Bunun birinci nedeni, “sade” vatandaşın işin ayrıntısı ve özünden çok
“görüntüsüne” göre hareket etmesidir. İktidar partisi medya gücü ve
propaganda tekniğini iyi kullandığında toplumun önüne sunulan en ham
umutlar bile belirli bir pazar payı yakalarlar.
Geçmişteki “çılgın projeler” bunun en somut örnekleridir.
İkincisi, “eldeki kuş, daldaki kuş” meselesidir.
Sade vatandaş, o umuda yönelirken yine de bunun ne kadar gerçekleşebilir olduğunu, garantisini sorgular.
Reklamcıların iyi bildiği “karşı tarafın menfaatine yönelik mesajlar”
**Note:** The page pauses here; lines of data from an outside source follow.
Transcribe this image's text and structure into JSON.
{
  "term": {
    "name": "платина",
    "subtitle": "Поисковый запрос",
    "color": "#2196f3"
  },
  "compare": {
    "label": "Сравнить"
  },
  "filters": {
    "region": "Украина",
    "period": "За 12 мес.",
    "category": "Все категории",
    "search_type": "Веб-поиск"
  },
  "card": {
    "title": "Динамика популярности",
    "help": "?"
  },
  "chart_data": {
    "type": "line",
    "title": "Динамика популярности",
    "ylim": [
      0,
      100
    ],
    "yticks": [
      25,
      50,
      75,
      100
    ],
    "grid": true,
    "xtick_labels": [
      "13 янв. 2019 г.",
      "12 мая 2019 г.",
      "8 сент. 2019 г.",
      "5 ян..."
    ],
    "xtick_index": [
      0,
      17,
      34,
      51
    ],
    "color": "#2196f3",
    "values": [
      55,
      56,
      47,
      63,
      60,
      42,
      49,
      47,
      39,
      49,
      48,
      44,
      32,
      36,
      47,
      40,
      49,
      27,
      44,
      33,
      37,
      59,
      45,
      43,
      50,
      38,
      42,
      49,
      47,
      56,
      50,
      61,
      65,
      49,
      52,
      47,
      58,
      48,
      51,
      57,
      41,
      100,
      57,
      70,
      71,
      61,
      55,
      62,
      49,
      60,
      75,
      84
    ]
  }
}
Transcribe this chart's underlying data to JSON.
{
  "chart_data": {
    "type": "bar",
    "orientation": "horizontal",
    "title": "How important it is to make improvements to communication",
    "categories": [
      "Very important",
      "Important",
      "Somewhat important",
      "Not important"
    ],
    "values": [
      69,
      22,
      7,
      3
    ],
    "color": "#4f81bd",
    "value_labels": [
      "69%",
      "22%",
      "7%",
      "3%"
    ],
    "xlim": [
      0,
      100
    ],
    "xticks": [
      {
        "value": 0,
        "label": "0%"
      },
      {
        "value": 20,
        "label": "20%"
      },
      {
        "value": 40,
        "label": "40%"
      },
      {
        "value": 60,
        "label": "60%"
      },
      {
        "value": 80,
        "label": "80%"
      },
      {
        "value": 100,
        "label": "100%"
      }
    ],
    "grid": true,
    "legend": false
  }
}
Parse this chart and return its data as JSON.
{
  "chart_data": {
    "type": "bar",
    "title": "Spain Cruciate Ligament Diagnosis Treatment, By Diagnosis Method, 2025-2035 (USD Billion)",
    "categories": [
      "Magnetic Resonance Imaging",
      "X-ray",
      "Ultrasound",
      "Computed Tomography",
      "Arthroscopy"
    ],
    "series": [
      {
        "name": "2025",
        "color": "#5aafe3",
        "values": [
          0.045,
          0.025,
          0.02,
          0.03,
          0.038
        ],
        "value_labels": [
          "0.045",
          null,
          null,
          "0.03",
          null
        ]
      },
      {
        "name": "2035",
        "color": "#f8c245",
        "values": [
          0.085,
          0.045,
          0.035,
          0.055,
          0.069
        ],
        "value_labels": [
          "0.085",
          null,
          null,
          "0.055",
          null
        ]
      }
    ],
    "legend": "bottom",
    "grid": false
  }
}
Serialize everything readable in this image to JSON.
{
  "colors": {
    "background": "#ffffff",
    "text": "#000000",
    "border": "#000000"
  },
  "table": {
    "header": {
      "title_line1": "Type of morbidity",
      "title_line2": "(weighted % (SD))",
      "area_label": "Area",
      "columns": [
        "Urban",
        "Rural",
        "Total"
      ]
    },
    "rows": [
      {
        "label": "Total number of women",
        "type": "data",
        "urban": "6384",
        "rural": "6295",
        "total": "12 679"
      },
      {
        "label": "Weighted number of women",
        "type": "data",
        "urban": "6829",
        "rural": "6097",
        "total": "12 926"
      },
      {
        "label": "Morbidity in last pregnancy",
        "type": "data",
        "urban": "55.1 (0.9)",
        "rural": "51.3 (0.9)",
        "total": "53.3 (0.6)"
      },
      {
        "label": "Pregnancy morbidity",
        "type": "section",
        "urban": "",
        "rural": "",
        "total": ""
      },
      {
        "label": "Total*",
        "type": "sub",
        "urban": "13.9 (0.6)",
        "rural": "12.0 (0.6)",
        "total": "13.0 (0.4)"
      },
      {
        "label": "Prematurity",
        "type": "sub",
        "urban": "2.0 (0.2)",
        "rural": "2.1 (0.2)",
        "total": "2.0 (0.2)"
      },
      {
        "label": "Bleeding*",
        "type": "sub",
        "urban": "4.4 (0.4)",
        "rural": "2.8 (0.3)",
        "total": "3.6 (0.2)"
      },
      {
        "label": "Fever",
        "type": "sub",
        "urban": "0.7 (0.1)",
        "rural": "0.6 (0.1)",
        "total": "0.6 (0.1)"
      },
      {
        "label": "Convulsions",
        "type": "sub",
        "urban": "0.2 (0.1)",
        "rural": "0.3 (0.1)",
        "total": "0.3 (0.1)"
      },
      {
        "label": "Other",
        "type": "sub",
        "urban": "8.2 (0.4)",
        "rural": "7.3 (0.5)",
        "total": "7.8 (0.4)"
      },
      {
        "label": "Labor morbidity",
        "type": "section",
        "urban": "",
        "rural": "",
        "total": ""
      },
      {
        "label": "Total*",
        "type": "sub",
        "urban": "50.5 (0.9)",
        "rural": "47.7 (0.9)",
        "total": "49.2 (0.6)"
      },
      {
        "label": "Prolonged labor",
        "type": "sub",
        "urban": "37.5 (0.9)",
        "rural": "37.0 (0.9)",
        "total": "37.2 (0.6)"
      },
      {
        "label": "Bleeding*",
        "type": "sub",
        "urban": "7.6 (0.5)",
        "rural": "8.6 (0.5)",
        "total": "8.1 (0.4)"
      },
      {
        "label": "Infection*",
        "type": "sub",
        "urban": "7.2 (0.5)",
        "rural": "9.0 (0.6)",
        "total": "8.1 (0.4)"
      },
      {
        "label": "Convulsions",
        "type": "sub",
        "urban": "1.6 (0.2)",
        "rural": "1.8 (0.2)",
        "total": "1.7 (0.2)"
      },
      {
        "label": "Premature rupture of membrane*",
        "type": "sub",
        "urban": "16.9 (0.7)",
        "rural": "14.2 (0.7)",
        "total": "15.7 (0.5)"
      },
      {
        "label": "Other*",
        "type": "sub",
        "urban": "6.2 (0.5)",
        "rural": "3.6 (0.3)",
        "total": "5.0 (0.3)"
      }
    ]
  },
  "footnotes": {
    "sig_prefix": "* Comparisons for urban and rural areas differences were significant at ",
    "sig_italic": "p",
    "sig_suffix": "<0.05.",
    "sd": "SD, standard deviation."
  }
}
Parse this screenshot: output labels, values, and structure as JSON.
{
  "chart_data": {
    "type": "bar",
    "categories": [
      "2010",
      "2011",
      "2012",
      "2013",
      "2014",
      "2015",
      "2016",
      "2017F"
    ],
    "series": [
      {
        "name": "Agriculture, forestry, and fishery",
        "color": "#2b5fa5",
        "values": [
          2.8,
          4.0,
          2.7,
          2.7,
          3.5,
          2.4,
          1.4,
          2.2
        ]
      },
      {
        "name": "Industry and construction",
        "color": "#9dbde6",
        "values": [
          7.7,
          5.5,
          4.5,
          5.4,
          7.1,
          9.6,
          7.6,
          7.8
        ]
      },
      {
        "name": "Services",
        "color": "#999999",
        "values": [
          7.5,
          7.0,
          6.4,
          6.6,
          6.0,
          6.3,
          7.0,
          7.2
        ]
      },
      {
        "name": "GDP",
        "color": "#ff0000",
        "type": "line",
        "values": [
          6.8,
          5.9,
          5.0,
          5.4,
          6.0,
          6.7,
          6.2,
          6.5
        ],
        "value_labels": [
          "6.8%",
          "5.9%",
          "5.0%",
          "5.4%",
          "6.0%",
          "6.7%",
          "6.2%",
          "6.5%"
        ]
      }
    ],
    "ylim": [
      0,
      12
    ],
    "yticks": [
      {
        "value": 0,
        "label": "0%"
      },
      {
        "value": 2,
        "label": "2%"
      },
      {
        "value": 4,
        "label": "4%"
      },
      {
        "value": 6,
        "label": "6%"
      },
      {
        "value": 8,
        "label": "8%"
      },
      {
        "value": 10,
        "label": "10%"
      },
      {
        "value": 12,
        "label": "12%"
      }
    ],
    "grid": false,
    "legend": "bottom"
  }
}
verme tekniğiyle eğer iktidar daha önce sağlanmış, somutlaşmış bazı
menfaatleri de gözler önüne seriyorsa ya da ortada somut bir şey
olmadığında bile bunu vadedenler zaten o gün bunu yapabilecek iktidara
sahipse, umut pazarlamasındaki başarının onlara daha yakın görüneceği
açıktır.
Üçüncüsü, muhalif siyasetin sattığı umudun her
hâlükârda iktidarın sattığı umuttan daha çarpıcı, insanlara daha cazip
gelebilecek türden ve daha gerçekçi olması gerekir.
“Biz işleri bu
iktidardan daha iyi yaparız, biz yolsuzluğa meydan vermeden yürütürüz”
türü pazarlama sade vatandaşın kafasında köklü tercih değişiklikleri
yaratacak algılamalar yaratamaz.
Muhalefet açık-ara ile farklı
bir model, açık-ara farklı bir cazibe sunmadıkça, birbirine benzer
şeylerin pazarlanmasında derde deva bir fark yaratarak arayı kapatma
şansı olamaz.
Projeler karşı tarafınkiyle benzeştikçe “ama biz
her zaman onlardan daha iyi yaparız” mesajı sade vatandaşta çok fazla
inandırıcılık taşımaz.
“Bak bu işi biz yaparsak öyle yolsuzluk da yapmayız” vaadi de insanların beklentisini pek fazla etkilemez.
Çünkü sade vatandaş bu işlerde daha çok kendilerine yarar vadeden
“bardağın dolu tarafıyla” ilgilenir; boş tarafının kimin boğazından
geçtiği ile değil.
*
Peki, muhalif siyasetin umut dağıtacağı, alıcısının bol olduğu alan nedir diye sorulacak olursa son olarak ondan da söz edelim:
Bakın topluma.
İnsanları işsizse, iş bulmuş olanları bile canından bezmişse, emeklisi
ikinci sınıf vatandaş işlemi görüyorsa, öğrencisi istikbal endişesi
içinde, esnafı günden güne erimekte ise tabii ki onlara bir sol parti
olarak sunulacak umut da mutlaka bu sosyal yapının ilgi alanı
çerçevesinde ve beklentileri yönünde yeşertilmelidir.
Hem de en çarpıcı ölçeklerde.
Asi takdirde o hengâmelerden baki kalan, olsa olsa hoş birer seçim sadası olur.